Après remédiation : prouver que laccès a vraiment disparu

Fiche SOC pour figer les preuves, cadrer le périmètre, puis décider : contenir, surveiller, ou différer

Objectif : éviter le “cleanup” trop tôt. Sortie attendue : une décision explicite, traçable, et des preuves conservées.

##Le problème à résoudre (sans perdre les faits)

Après une alerte et une première remédiation, la vraie question n’est pas “qu’est-ce qu’on a corrigé”, mais “qu’est-ce qui prouve que le mécanisme d’accès n’existe plus”.

Si vous remédiez trop tôt, vous effacez les artefacts qui permettent de comprendre le chemin d’accès, le périmètre, et le risque de retour.

Selon NIST SP 800-61 Rev. 3 (https://csrc.nist.gov/pubs/sp/800/61/r3/final), l’idée est de préserver les faits nécessaires, définir le périmètre, choisir une action réversible, et documenter l’impact opérationnel.
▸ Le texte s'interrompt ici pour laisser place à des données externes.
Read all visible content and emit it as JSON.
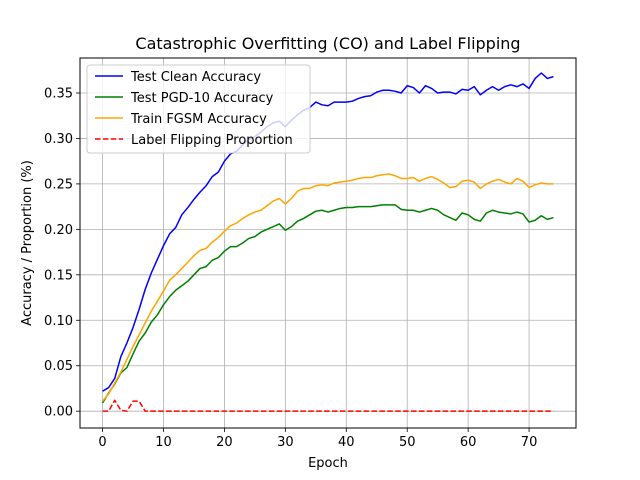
{
  "chart_data": {
    "type": "line",
    "title": "Catastrophic Overfitting (CO) and Label Flipping",
    "xlabel": "Epoch",
    "ylabel": "Accuracy / Proportion (%)",
    "xlim": [
      -3.7,
      77.7
    ],
    "ylim": [
      -0.0185,
      0.3885
    ],
    "xticks": [
      0,
      10,
      20,
      30,
      40,
      50,
      60,
      70
    ],
    "yticks": [
      0.0,
      0.05,
      0.1,
      0.15,
      0.2,
      0.25,
      0.3,
      0.35
    ],
    "ytick_labels": [
      "0.00",
      "0.05",
      "0.10",
      "0.15",
      "0.20",
      "0.25",
      "0.30",
      "0.35"
    ],
    "grid": true,
    "legend_position": "upper-left",
    "series": [
      {
        "name": "Test Clean Accuracy",
        "color": "#0000ff",
        "dash": "solid",
        "x": [
          0,
          1,
          2,
          3,
          4,
          5,
          6,
          7,
          8,
          9,
          10,
          11,
          12,
          13,
          14,
          15,
          16,
          17,
          18,
          19,
          20,
          21,
          22,
          23,
          24,
          25,
          26,
          27,
          28,
          29,
          30,
          31,
          32,
          33,
          34,
          35,
          36,
          37,
          38,
          39,
          40,
          41,
          42,
          43,
          44,
          45,
          46,
          47,
          48,
          49,
          50,
          51,
          52,
          53,
          54,
          55,
          56,
          57,
          58,
          59,
          60,
          61,
          62,
          63,
          64,
          65,
          66,
          67,
          68,
          69,
          70,
          71,
          72,
          73,
          74
        ],
        "values": [
          0.022,
          0.026,
          0.036,
          0.06,
          0.075,
          0.092,
          0.112,
          0.134,
          0.152,
          0.167,
          0.182,
          0.195,
          0.202,
          0.216,
          0.224,
          0.233,
          0.241,
          0.248,
          0.258,
          0.263,
          0.275,
          0.283,
          0.286,
          0.293,
          0.299,
          0.302,
          0.307,
          0.313,
          0.317,
          0.319,
          0.313,
          0.32,
          0.326,
          0.331,
          0.334,
          0.34,
          0.337,
          0.336,
          0.34,
          0.34,
          0.34,
          0.341,
          0.344,
          0.346,
          0.347,
          0.351,
          0.353,
          0.353,
          0.352,
          0.35,
          0.358,
          0.356,
          0.35,
          0.358,
          0.355,
          0.35,
          0.351,
          0.351,
          0.349,
          0.354,
          0.353,
          0.357,
          0.348,
          0.353,
          0.357,
          0.353,
          0.357,
          0.359,
          0.357,
          0.36,
          0.355,
          0.366,
          0.372,
          0.366,
          0.368
        ]
      },
      {
        "name": "Test PGD-10 Accuracy",
        "color": "#008000",
        "dash": "solid",
        "x": [
          0,
          1,
          2,
          3,
          4,
          5,
          6,
          7,
          8,
          9,
          10,
          11,
          12,
          13,
          14,
          15,
          16,
          17,
          18,
          19,
          20,
          21,
          22,
          23,
          24,
          25,
          26,
          27,
          28,
          29,
          30,
          31,
          32,
          33,
          34,
          35,
          36,
          37,
          38,
          39,
          40,
          41,
          42,
          43,
          44,
          45,
          46,
          47,
          48,
          49,
          50,
          51,
          52,
          53,
          54,
          55,
          56,
          57,
          58,
          59,
          60,
          61,
          62,
          63,
          64,
          65,
          66,
          67,
          68,
          69,
          70,
          71,
          72,
          73,
          74
        ],
        "values": [
          0.009,
          0.02,
          0.03,
          0.042,
          0.048,
          0.063,
          0.077,
          0.086,
          0.098,
          0.106,
          0.117,
          0.126,
          0.133,
          0.138,
          0.143,
          0.15,
          0.157,
          0.159,
          0.166,
          0.169,
          0.176,
          0.181,
          0.181,
          0.185,
          0.19,
          0.192,
          0.197,
          0.2,
          0.203,
          0.206,
          0.199,
          0.203,
          0.209,
          0.212,
          0.216,
          0.22,
          0.221,
          0.219,
          0.221,
          0.223,
          0.224,
          0.224,
          0.225,
          0.225,
          0.225,
          0.226,
          0.227,
          0.227,
          0.227,
          0.222,
          0.221,
          0.221,
          0.219,
          0.221,
          0.223,
          0.221,
          0.216,
          0.213,
          0.21,
          0.218,
          0.216,
          0.211,
          0.209,
          0.218,
          0.221,
          0.219,
          0.218,
          0.217,
          0.219,
          0.217,
          0.208,
          0.21,
          0.215,
          0.211,
          0.213
        ]
      },
      {
        "name": "Train FGSM Accuracy",
        "color": "#ffa500",
        "dash": "solid",
        "x": [
          0,
          1,
          2,
          3,
          4,
          5,
          6,
          7,
          8,
          9,
          10,
          11,
          12,
          13,
          14,
          15,
          16,
          17,
          18,
          19,
          20,
          21,
          22,
          23,
          24,
          25,
          26,
          27,
          28,
          29,
          30,
          31,
          32,
          33,
          34,
          35,
          36,
          37,
          38,
          39,
          40,
          41,
          42,
          43,
          44,
          45,
          46,
          47,
          48,
          49,
          50,
          51,
          52,
          53,
          54,
          55,
          56,
          57,
          58,
          59,
          60,
          61,
          62,
          63,
          64,
          65,
          66,
          67,
          68,
          69,
          70,
          71,
          72,
          73,
          74
        ],
        "values": [
          0.011,
          0.019,
          0.031,
          0.043,
          0.057,
          0.071,
          0.084,
          0.097,
          0.11,
          0.121,
          0.132,
          0.144,
          0.15,
          0.157,
          0.164,
          0.171,
          0.177,
          0.179,
          0.186,
          0.191,
          0.198,
          0.204,
          0.207,
          0.212,
          0.216,
          0.219,
          0.221,
          0.226,
          0.231,
          0.234,
          0.228,
          0.234,
          0.242,
          0.245,
          0.245,
          0.248,
          0.249,
          0.248,
          0.251,
          0.252,
          0.253,
          0.254,
          0.256,
          0.257,
          0.257,
          0.259,
          0.26,
          0.261,
          0.259,
          0.256,
          0.256,
          0.257,
          0.253,
          0.256,
          0.258,
          0.255,
          0.251,
          0.246,
          0.247,
          0.253,
          0.254,
          0.252,
          0.245,
          0.25,
          0.253,
          0.255,
          0.252,
          0.25,
          0.256,
          0.253,
          0.246,
          0.249,
          0.251,
          0.25,
          0.25
        ]
      },
      {
        "name": "Label Flipping Proportion",
        "color": "#ff0000",
        "dash": "dashed",
        "x": [
          0,
          1,
          2,
          3,
          4,
          5,
          6,
          7,
          8,
          9,
          10,
          11,
          12,
          13,
          14,
          15,
          16,
          17,
          18,
          19,
          20,
          21,
          22,
          23,
          24,
          25,
          26,
          27,
          28,
          29,
          30,
          31,
          32,
          33,
          34,
          35,
          36,
          37,
          38,
          39,
          40,
          41,
          42,
          43,
          44,
          45,
          46,
          47,
          48,
          49,
          50,
          51,
          52,
          53,
          54,
          55,
          56,
          57,
          58,
          59,
          60,
          61,
          62,
          63,
          64,
          65,
          66,
          67,
          68,
          69,
          70,
          71,
          72,
          73,
          74
        ],
        "values": [
          0.0,
          0.0,
          0.012,
          0.001,
          0.0,
          0.011,
          0.011,
          0.0,
          0.0,
          0.0,
          0.0,
          0.0,
          0.0,
          0.0,
          0.0,
          0.0,
          0.0,
          0.0,
          0.0,
          0.0,
          0.0,
          0.0,
          0.0,
          0.0,
          0.0,
          0.0,
          0.0,
          0.0,
          0.0,
          0.0,
          0.0,
          0.0,
          0.0,
          0.0,
          0.0,
          0.0,
          0.0,
          0.0,
          0.0,
          0.0,
          0.0,
          0.0,
          0.0,
          0.0,
          0.0,
          0.0,
          0.0,
          0.0,
          0.0,
          0.0,
          0.0,
          0.0,
          0.0,
          0.0,
          0.0,
          0.0,
          0.0,
          0.0,
          0.0,
          0.0,
          0.0,
          0.0,
          0.0,
          0.0,
          0.0,
          0.0,
          0.0,
          0.0,
          0.0,
          0.0,
          0.0,
          0.0,
          0.0,
          0.0,
          0.0
        ]
      }
    ]
  }
}
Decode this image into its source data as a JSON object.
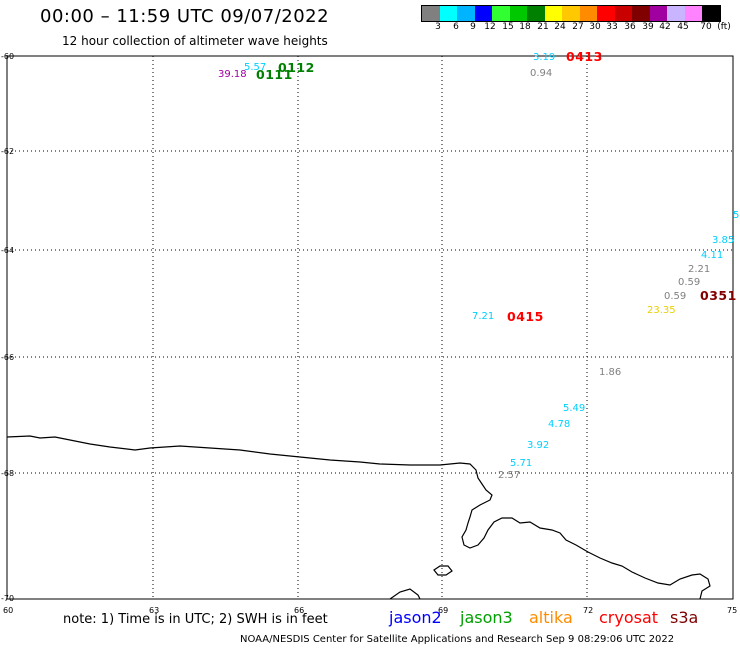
{
  "header": {
    "title": "00:00 – 11:59 UTC 09/07/2022",
    "subtitle": "12 hour collection of altimeter wave heights"
  },
  "legend": {
    "colors": [
      "#808080",
      "#00ffff",
      "#00b4ff",
      "#0000ff",
      "#32ff32",
      "#00c800",
      "#008000",
      "#ffff00",
      "#ffc800",
      "#ff8c00",
      "#ff0000",
      "#c80000",
      "#800000",
      "#a000a0",
      "#c8b4ff",
      "#ff82ff",
      "#000000"
    ],
    "labels": [
      "3",
      "6",
      "9",
      "12",
      "15",
      "18",
      "21",
      "24",
      "27",
      "30",
      "33",
      "36",
      "39",
      "42",
      "45",
      "70",
      "(ft)"
    ]
  },
  "axes": {
    "lat_labels": [
      "-60",
      "-62",
      "-64",
      "-66",
      "-68",
      "-70"
    ],
    "lon_labels": [
      "60",
      "63",
      "66",
      "69",
      "72",
      "75"
    ]
  },
  "observations": [
    {
      "text": "5.57",
      "color": "#00d0ff"
    },
    {
      "text": "39.18",
      "color": "#a000a0"
    },
    {
      "text": "3.19",
      "color": "#00d0ff"
    },
    {
      "text": "0.94",
      "color": "#808080"
    },
    {
      "text": "5",
      "color": "#00d0ff"
    },
    {
      "text": "3.85",
      "color": "#00d0ff"
    },
    {
      "text": "4.11",
      "color": "#00d0ff"
    },
    {
      "text": "2.21",
      "color": "#808080"
    },
    {
      "text": "0.59",
      "color": "#808080"
    },
    {
      "text": "0.59",
      "color": "#808080"
    },
    {
      "text": "23.35",
      "color": "#e8d000"
    },
    {
      "text": "7.21",
      "color": "#00d0ff"
    },
    {
      "text": "1.86",
      "color": "#808080"
    },
    {
      "text": "5.49",
      "color": "#00d0ff"
    },
    {
      "text": "4.78",
      "color": "#00d0ff"
    },
    {
      "text": "3.92",
      "color": "#00d0ff"
    },
    {
      "text": "5.71",
      "color": "#00d0ff"
    },
    {
      "text": "2.57",
      "color": "#808080"
    }
  ],
  "passes": [
    {
      "text": "0112",
      "color": "#008000"
    },
    {
      "text": "0111",
      "color": "#008000"
    },
    {
      "text": "0413",
      "color": "#ff0000"
    },
    {
      "text": "0351",
      "color": "#800000"
    },
    {
      "text": "0415",
      "color": "#ff0000"
    }
  ],
  "footer": {
    "note": "note: 1) Time is in UTC; 2) SWH is in feet",
    "satellites": [
      {
        "name": "jason2",
        "color": "#0000ff"
      },
      {
        "name": "jason3",
        "color": "#00a000"
      },
      {
        "name": "altika",
        "color": "#ff8c00"
      },
      {
        "name": "cryosat",
        "color": "#ff0000"
      },
      {
        "name": "s3a",
        "color": "#800000"
      }
    ],
    "credit": "NOAA/NESDIS Center for Satellite Applications and Research   Sep  9 08:29:06 UTC 2022"
  }
}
##À vérifier avant de “corriger plus”

  • -Les sources de temps sont cohérentes (horodatages, fuseaux, dérive).
  • -Vous avez une chronologie minimale, même incomplète, mais figée et exportée.
  • -Le périmètre est explicite : actifs, comptes, et dépendances concernés (même provisoire).
  • -Les actions déjà faites (scripts, suppression, reset) sont listées avec qui/quand/pourquoi.
  • -Vous savez ce qui est réversible et ce qui est destructif (et donc à différer).
  • -Une décision est nommée avec un propriétaire : contenir maintenant, surveiller sous contrôle, ou différer avec justification.

##Mécanisme unique : les 3 pivots, dans l’ordre

[01]Figer la chronologie et les sources disponibles
[02]Identifier actifs comptes et dépendances touchés
[03]Comparer options de confinement et conséquences
[04]Choisir l’option la plus réversible compatible avec le risque
[05]Documenter l’impact opérationnel et les preuves de non-récurrence attendues
Fiche pédagogique 1/3 : Validation post-remédiation expliqué
Fiche 1/3 - débutant essentiel

Recevoir la version “fiche SOC” à coller dans un ticket

Utile si vous devez agir vite, garder des preuves propres, et justifier une décision (confinement, surveillance, ou différé) sans débat stérile.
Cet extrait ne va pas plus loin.